Miss Columbia's School House (1894).
Caption: Please, Ma'am, May We Come in?
19th Century iconography frequently represented America as a nurturing woman, skilled in the arts and graces of civilization.
Here Miss Columbia is doing her best with an unruly and polyglot crowd.
Detail: Hawaii with his British designed flag and Miss Canada are outside the gate. Miss Columbia holds a pickaninny prodded by a weapon wielding pupil [five years later the same cartoonist uses the African American figure to depict the Philippine resistance leader, Aguinaldo--who was of Chinese and Tagalog parentage]; in the right corner an Irishman beats up a Chinese man by holding his braid while scuffles break out in the school yard. Rear center features lad with bomb labeled "anarchist" and his chum carrying the flag, "socialism." To left rear center a French half-breed pushes an Indian on a swing whose top hat flies off to reveal his eagle feathers. To Miss Columbia's right, an Asian reclines by the wall with two sombrero'd classmates.
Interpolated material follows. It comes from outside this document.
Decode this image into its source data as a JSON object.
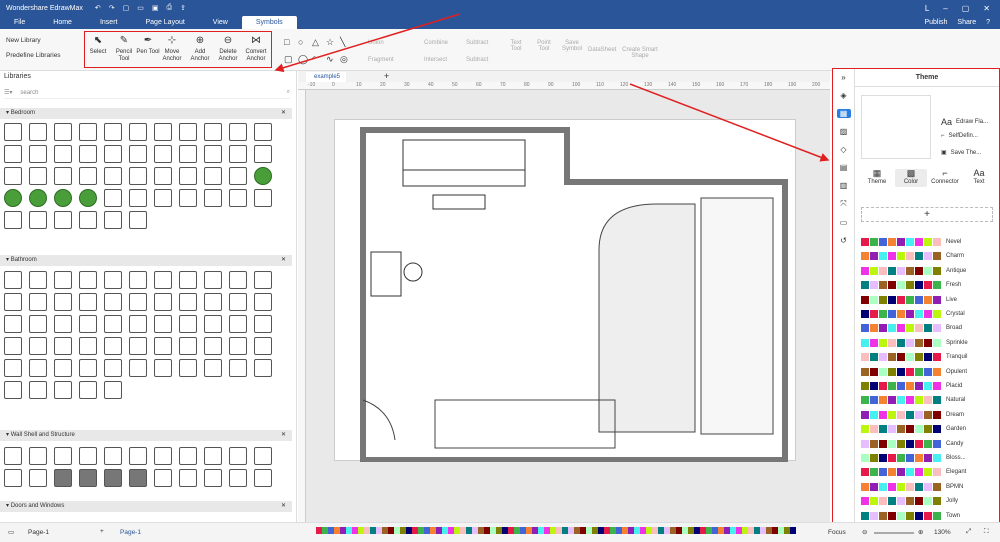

The possible acquisition of part or all of Canada is, of course, a perennial ambition that periodically raises itself in the United States. The British emblem in the Hawaiian flag dates back to the reign of King Kamehameha (1779-1819) under whose native rule the Hawaiian islands were first united. The King had very loosely placed the islands under the "protection" of Great Britain in 1794, partly to offset early American encroachments.
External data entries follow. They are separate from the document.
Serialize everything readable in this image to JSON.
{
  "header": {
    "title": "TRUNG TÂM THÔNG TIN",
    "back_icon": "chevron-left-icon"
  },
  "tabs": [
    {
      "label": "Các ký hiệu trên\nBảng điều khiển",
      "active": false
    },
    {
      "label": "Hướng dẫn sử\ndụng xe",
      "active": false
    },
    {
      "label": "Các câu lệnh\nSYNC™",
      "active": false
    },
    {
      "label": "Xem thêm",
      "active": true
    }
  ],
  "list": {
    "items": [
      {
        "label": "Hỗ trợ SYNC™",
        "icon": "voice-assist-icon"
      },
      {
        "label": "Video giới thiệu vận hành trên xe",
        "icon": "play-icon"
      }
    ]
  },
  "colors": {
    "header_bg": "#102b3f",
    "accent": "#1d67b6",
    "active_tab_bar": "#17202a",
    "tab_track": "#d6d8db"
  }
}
A century later, In 1893 the American community staged a coup. overthrowing Queen Liliuokalani, and offering themselves then to congress for annexation.
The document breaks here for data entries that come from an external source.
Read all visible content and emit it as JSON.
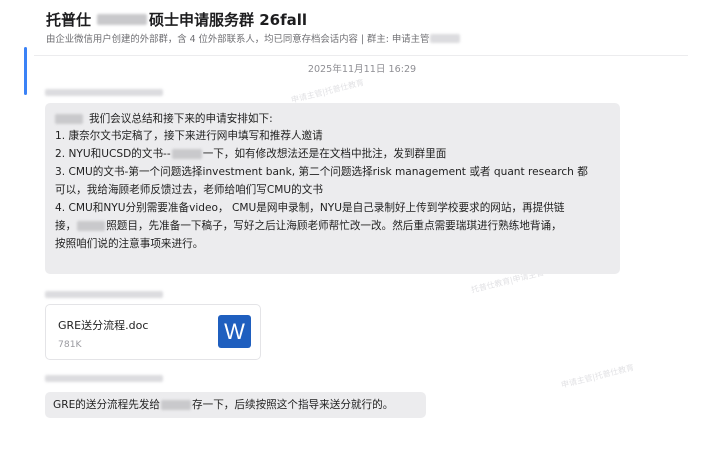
{
  "header": {
    "title_prefix": "托普仕",
    "title_suffix": "硕士申请服务群 26fall",
    "subtitle_text": "由企业微信用户创建的外部群，含 4 位外部联系人，均已同意存档会话内容 | 群主: 申请主管"
  },
  "timestamp": "2025年11月11日 16:29",
  "messages": {
    "msg1": {
      "line1": "我们会议总结和接下来的申请安排如下:",
      "line2": "1. 康奈尔文书定稿了，接下来进行网申填写和推荐人邀请",
      "line3a": "2. NYU和UCSD的文书--",
      "line3b": "一下，如有修改想法还是在文档中批注，发到群里面",
      "line4": "3. CMU的文书-第一个问题选择investment bank, 第二个问题选择risk management 或者 quant research 都",
      "line5": "可以，我给海顾老师反馈过去，老师给咱们写CMU的文书",
      "line6": "4. CMU和NYU分别需要准备video， CMU是网申录制，NYU是自己录制好上传到学校要求的网站，再提供链",
      "line7a": "接，",
      "line7b": "照题目，先准备一下稿子，写好之后让海顾老师帮忙改一改。然后重点需要瑞琪进行熟练地背诵，",
      "line8": "按照咱们说的注意事项来进行。"
    },
    "file": {
      "name": "GRE送分流程.doc",
      "size": "781K",
      "icon": "word-doc-icon",
      "icon_letter": "W",
      "icon_color": "#1f5fbf"
    },
    "msg2": {
      "text_a": "GRE的送分流程先发给",
      "text_b": "存一下，后续按照这个指导来送分就行的。"
    }
  },
  "colors": {
    "bubble": "#ececee",
    "accent": "#3b82f6"
  }
}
The Haiwaian Americans however encountered a temporary set back in the incoming Cleveland administration, which had anti-imperial policies against annexation of new territories. Cleveland withdrew the annexation treaty from the senate. The New York commercial advertiser complained:
IN ORDERING "OLD GLORY" PULLED DOWN AT HONOLULU
PRESIDENT CLEVELAND TURNED BACK THE HANDS ON THE DIAL OF CIVILIZATION. NATIVE RULE, IGNORANT, NAKED, HEATHEN, IS RE-ESTABLISHED; AND THE DREAM OF AN AMERICAN REPUBLIC AT THE CROSS-ROADS OF THE PACIFIC--A DREAM WHICH SEWARD AND MARCY AND BLAINE INDULGED, AND THE FULFILLMENT OF WHICH THE MORE ENLIGHTENED OF OUR 65,000,000 PEOPLE AWAITED WITH GLAD ANTICIPATION, HAS BEEN SHATTERED BY GROVER CLEVELAND, THE BUFFALO LILLIPUTIAN!
Annexation had to wait until the hoopla of the Spanish-American-Cuban-Philppine War---with Dewey's victory in Manila the argument became overpowering that Hawaii must become american territory to support US naval operations and prevent it from falling into the hands of a foreign power, with Japan now advanced as the most fearsome candidate.
a joint resolution of annexation was whooped through both houses on july 7, 1898.
"the jingo bacillus," quoth one congressman, "is indefatiguable in its work."
But President Mckinley had the last word--"annexation is not change--it is consummation."